There is a myth that battered Ford CEO and President Jim Hackett runs Ford Motor Co. (NYSE: F). It is not true. Hackett works for William Clay Ford Jr., who has been board chair since 1999 and currently holds the title of Executive Chairman. Ford’s latest earnings statement shows how poor a job Bill Ford has done as the company’s performance continues to deteriorate.
Third-quarter revenue fell from $37.6 billion in the period a year ago to $37.0 billion. Earnings were much worse, down to $0.11 per share from $0.25. The company blamed high warranty costs, poor sales in China and discounts. The operation in China is a particular debacle. Deliveries in the world’s largest car market were down 30% in the third quarter to 131,060 vehicles. No major car company can do well globally without strength in China. As for discounts and high warranty costs, there is no reason to believe those will go away.

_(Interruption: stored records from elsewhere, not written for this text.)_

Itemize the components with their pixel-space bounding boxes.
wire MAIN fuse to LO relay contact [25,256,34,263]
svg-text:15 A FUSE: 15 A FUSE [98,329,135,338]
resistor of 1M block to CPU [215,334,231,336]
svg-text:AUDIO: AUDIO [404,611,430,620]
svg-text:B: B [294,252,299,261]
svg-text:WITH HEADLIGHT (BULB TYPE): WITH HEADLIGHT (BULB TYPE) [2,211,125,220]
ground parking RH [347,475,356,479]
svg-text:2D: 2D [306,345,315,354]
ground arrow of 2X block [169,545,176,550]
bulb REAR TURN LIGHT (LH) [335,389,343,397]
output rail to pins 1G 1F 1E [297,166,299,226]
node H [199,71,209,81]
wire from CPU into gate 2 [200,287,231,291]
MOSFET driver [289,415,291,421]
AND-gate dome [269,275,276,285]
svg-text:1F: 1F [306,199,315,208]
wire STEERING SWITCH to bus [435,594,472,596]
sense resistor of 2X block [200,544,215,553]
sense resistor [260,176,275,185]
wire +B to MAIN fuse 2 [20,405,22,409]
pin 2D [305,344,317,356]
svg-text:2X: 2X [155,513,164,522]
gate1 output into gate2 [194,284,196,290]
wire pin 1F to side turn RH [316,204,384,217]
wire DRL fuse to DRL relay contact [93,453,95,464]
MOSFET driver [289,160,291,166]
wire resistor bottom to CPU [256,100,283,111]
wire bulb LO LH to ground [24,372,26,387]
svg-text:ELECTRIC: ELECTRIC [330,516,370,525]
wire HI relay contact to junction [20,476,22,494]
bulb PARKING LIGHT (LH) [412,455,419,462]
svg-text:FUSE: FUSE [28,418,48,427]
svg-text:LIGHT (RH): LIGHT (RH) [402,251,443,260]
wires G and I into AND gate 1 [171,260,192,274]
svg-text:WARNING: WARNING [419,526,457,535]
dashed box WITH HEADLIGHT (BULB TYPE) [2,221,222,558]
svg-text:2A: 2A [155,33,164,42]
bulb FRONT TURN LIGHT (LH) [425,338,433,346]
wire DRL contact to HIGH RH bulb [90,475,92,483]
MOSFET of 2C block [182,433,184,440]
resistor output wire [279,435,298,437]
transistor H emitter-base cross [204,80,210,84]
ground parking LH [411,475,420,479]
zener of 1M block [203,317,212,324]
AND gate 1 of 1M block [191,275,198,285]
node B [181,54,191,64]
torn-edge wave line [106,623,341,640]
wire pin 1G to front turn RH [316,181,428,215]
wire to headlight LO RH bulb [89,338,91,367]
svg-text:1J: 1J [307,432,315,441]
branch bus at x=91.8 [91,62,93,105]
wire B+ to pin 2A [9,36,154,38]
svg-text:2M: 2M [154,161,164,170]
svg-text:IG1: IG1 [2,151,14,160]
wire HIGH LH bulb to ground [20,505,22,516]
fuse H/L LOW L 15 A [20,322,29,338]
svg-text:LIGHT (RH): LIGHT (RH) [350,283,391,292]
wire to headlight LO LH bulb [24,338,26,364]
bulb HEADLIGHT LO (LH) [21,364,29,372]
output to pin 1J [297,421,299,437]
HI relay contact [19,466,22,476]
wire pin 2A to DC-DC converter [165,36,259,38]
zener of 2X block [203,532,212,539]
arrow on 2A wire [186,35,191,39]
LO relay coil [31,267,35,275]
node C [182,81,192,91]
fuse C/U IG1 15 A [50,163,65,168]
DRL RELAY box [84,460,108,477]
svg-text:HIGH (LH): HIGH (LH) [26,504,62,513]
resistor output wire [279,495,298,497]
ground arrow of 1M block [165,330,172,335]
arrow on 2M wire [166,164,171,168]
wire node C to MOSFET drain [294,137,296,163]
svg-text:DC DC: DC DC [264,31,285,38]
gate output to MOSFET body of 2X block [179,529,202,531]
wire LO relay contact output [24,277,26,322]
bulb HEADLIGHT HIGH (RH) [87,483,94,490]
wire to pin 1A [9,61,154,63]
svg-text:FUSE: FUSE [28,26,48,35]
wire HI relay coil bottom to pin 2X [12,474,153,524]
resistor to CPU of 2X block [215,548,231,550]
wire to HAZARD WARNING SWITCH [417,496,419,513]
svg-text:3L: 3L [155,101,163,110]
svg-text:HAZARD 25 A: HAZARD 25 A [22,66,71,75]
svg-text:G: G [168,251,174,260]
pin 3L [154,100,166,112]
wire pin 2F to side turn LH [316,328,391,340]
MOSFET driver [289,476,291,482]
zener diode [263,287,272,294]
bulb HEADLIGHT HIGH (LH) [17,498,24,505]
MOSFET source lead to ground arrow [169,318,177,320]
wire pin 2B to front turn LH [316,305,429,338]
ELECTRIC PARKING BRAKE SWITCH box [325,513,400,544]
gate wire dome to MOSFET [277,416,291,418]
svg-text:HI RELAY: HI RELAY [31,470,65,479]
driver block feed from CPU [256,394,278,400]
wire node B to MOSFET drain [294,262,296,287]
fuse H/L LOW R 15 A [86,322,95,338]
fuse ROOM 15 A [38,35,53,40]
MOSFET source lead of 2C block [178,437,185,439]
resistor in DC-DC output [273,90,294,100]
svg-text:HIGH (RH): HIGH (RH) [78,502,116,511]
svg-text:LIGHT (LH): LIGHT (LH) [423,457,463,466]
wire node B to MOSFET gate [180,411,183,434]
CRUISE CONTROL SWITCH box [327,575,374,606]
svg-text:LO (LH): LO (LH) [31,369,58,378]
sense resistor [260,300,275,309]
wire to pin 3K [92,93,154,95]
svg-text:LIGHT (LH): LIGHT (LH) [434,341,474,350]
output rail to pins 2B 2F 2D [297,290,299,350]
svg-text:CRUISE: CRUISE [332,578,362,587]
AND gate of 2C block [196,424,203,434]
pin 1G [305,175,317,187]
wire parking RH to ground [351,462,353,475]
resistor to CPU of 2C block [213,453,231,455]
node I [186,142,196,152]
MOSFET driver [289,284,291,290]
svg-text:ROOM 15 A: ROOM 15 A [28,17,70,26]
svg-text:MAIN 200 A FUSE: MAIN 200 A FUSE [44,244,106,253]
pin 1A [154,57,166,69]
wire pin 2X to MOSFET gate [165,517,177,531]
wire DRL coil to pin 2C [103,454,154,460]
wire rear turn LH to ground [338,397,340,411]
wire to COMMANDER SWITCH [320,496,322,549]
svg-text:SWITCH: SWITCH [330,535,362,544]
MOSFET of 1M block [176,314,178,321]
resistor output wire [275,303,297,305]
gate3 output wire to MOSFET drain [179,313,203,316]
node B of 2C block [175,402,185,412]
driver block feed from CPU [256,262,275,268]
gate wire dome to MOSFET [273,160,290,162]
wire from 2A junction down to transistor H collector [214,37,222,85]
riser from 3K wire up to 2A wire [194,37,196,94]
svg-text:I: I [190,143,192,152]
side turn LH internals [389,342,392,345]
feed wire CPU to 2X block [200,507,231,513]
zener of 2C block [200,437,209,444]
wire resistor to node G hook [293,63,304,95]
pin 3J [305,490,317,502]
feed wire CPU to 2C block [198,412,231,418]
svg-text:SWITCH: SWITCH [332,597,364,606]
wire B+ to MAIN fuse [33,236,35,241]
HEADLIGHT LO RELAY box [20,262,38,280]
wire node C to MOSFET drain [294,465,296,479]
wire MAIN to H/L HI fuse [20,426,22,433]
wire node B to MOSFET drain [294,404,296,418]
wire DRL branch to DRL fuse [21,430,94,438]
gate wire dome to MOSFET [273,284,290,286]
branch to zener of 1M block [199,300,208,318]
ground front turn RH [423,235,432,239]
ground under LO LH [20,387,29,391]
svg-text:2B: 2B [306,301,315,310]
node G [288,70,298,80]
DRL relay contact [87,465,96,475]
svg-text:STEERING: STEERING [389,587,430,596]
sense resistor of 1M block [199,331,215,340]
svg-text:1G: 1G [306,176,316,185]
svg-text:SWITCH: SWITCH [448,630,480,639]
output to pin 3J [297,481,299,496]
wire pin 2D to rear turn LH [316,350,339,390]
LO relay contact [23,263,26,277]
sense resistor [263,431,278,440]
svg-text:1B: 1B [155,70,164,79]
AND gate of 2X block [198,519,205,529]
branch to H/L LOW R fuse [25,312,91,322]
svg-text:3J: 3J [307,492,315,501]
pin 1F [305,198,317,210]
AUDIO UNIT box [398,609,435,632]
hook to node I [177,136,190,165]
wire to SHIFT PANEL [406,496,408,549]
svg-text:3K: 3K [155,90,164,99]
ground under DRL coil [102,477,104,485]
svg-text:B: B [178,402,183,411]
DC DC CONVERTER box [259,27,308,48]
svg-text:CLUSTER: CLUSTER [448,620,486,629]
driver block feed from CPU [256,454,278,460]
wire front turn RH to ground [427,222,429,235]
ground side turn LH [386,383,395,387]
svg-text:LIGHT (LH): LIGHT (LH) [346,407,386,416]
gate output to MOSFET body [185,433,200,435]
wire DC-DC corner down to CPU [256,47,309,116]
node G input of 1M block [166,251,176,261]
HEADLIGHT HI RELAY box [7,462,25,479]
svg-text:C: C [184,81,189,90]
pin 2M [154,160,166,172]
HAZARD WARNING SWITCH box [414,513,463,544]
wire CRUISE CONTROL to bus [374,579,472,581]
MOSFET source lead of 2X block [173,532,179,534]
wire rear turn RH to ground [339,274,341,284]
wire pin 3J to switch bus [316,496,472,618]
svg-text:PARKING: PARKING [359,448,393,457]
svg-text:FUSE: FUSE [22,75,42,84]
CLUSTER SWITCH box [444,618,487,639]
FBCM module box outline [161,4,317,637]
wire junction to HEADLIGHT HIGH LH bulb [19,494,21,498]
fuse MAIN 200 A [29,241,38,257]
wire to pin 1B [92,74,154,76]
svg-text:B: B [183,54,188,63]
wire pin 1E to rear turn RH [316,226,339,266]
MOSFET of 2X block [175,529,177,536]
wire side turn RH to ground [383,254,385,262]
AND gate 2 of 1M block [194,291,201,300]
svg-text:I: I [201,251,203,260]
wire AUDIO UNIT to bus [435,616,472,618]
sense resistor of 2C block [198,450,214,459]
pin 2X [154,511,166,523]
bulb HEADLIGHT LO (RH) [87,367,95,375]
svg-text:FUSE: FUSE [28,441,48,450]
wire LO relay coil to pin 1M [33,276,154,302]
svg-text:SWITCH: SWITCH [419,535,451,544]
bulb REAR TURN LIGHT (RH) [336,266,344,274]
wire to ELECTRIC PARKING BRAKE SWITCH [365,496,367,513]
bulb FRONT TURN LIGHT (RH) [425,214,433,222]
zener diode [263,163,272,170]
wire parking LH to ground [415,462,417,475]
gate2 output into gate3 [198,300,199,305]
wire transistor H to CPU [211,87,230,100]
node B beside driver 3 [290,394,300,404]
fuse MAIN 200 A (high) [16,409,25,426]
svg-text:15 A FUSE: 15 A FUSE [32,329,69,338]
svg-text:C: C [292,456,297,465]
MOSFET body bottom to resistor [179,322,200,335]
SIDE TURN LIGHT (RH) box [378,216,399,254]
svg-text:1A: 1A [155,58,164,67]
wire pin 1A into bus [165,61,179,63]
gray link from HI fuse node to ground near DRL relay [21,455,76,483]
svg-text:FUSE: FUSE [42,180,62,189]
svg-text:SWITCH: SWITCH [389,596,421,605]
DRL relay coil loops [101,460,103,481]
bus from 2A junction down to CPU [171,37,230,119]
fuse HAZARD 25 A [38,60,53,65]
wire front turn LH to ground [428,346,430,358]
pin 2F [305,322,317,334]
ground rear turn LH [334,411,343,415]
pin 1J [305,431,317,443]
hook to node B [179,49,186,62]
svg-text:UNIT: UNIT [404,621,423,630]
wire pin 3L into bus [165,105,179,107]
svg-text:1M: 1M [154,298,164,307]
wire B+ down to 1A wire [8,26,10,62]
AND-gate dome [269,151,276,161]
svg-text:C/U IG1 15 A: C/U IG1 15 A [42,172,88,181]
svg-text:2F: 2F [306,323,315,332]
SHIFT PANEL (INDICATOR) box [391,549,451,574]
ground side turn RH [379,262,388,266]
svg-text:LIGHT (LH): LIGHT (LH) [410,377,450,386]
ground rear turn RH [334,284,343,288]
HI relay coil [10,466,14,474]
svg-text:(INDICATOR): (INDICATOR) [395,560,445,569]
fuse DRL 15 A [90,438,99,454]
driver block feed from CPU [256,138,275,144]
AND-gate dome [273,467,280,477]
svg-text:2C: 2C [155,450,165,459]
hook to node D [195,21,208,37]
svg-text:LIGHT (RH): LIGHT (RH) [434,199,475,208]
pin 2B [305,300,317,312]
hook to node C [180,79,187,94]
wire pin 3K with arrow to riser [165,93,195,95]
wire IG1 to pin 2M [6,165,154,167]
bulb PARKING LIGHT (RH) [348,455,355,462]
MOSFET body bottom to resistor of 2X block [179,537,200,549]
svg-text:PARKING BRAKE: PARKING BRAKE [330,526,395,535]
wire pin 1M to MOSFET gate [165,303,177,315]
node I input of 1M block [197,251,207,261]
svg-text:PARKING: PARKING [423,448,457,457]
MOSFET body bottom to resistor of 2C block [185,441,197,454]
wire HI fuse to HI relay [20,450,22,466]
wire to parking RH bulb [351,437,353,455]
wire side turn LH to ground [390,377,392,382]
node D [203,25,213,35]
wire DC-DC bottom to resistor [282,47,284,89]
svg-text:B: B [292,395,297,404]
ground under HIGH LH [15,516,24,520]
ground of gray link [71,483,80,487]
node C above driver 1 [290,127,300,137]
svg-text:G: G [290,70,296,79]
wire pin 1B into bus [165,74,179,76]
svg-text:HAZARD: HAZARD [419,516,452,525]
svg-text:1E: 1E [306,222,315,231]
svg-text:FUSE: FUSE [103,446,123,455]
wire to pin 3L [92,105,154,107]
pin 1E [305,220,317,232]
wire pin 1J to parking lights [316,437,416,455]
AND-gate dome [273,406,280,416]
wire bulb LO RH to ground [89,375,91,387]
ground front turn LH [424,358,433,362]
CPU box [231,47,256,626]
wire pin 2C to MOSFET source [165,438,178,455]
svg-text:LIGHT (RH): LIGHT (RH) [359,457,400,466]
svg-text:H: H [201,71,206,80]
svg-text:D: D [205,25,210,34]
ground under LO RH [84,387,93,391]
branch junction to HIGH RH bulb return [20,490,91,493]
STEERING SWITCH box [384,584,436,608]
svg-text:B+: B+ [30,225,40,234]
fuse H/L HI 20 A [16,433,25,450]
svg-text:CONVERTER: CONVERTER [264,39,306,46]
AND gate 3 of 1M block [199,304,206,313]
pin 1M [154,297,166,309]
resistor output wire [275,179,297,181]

Worse than the poor third-quarter results, Ford cut its guidance for the year. Ford expected what it calls adjusted earnings per share to be $1.20 to $1.32. Before, the forecast called for $1.35 per share. Bloomberg pointed out that the numbers may cause S&P to cut Ford’s debt to BBB, one level below a junk rating.

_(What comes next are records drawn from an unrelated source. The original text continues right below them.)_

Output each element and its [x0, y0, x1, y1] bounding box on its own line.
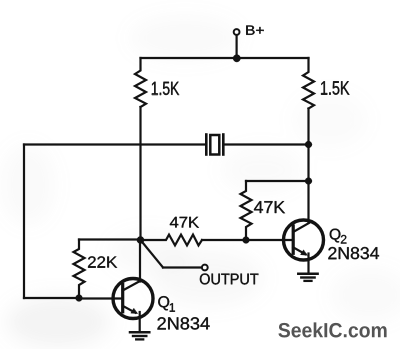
label 47K (R3) — [254, 201, 285, 213]
junction: 47K feedback top on right branch — [305, 178, 312, 185]
wire: 47K feedback top — [246, 180, 309, 182]
watermark SeekIC.com — [278, 322, 386, 337]
wire: B+ terminal to rail — [236, 35, 238, 58]
label 1.5K (R1) — [152, 82, 179, 95]
label Q1 - Q — [158, 296, 169, 310]
label Q2 - Q — [330, 229, 341, 243]
crystal Y1 — [205, 135, 208, 155]
wire: top supply rail — [141, 57, 309, 59]
resistor R3 47K (Q2 collector-base) — [241, 181, 252, 240]
junction: Q2 base node — [243, 237, 250, 244]
label OUTPUT — [200, 273, 258, 284]
label Q2 - sub 2 — [341, 235, 346, 243]
label B+ — [246, 26, 263, 35]
wire: output tap diagonal — [141, 240, 164, 268]
wire: Q2 base — [246, 239, 293, 241]
wire: far-left feedback vertical — [23, 145, 25, 299]
label 22K (R5) — [88, 256, 117, 267]
label 47K (R4) — [170, 217, 199, 228]
wire: crystal left lead / feedback to left rail — [24, 143, 206, 145]
junction: central node (Q1 collector) — [137, 236, 144, 243]
wire: R4 to Q2 base node — [202, 239, 246, 241]
wire: Q2 emitter vertical — [307, 254, 309, 274]
junction: Q1 base node — [76, 295, 83, 302]
wire: output horizontal — [163, 266, 202, 268]
resistor R5 22K — [74, 240, 85, 299]
ground (Q2) — [298, 273, 317, 276]
junction: B+ on rail — [233, 55, 240, 62]
label Q1 - sub 1 — [170, 303, 175, 311]
resistor R4 47K (cross-coupling, horizontal) — [141, 235, 203, 246]
wire: 22K top — [79, 238, 141, 240]
resistor R1 1.5K (left) — [135, 58, 146, 107]
resistor R2 1.5K (right) — [303, 58, 314, 109]
wire: Q1 collector vertical — [139, 240, 141, 282]
wire: crystal right lead — [223, 143, 308, 145]
B+ terminal — [234, 29, 240, 35]
wire: bottom-left horizontal to Q1 base node — [24, 297, 79, 299]
wire: right branch (R2 bottom down to Q2 collector) — [307, 109, 309, 223]
transistor Q1 2N834 — [113, 279, 153, 319]
label 2N834 (Q1) — [158, 317, 210, 329]
label 1.5K (R2) — [321, 81, 349, 94]
label 2N834 (Q2) — [328, 247, 379, 259]
ground (Q1) — [130, 331, 149, 334]
OUTPUT terminal — [202, 265, 208, 271]
transistor Q2 2N834 — [284, 220, 324, 260]
wire: Q1 base — [79, 297, 123, 299]
wire: left branch (R1 bottom to central node, crosses crystal wire) — [139, 107, 141, 240]
junction: crystal to right branch — [305, 141, 312, 148]
wire: Q1 emitter vertical — [139, 312, 141, 332]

The situation at Ford is worse than the earnings tell. Hackett’s $11 billion restructuring has barely begun. Ford’s move into autonomous and electric vehicles appears no faster than or superior to similar projects at other global manufacturers. In short, Ford has not done anything to lead outsiders to think its prospects are anything other than mediocre and could be bleak.
Ford’s shares have sold off 25% over the past two years. There is almost certainly a recession on the horizon, which usually hits car sales hard. Bill Ford may need to dismiss Hackett soon. That will not alter the fact that the buck stops with him.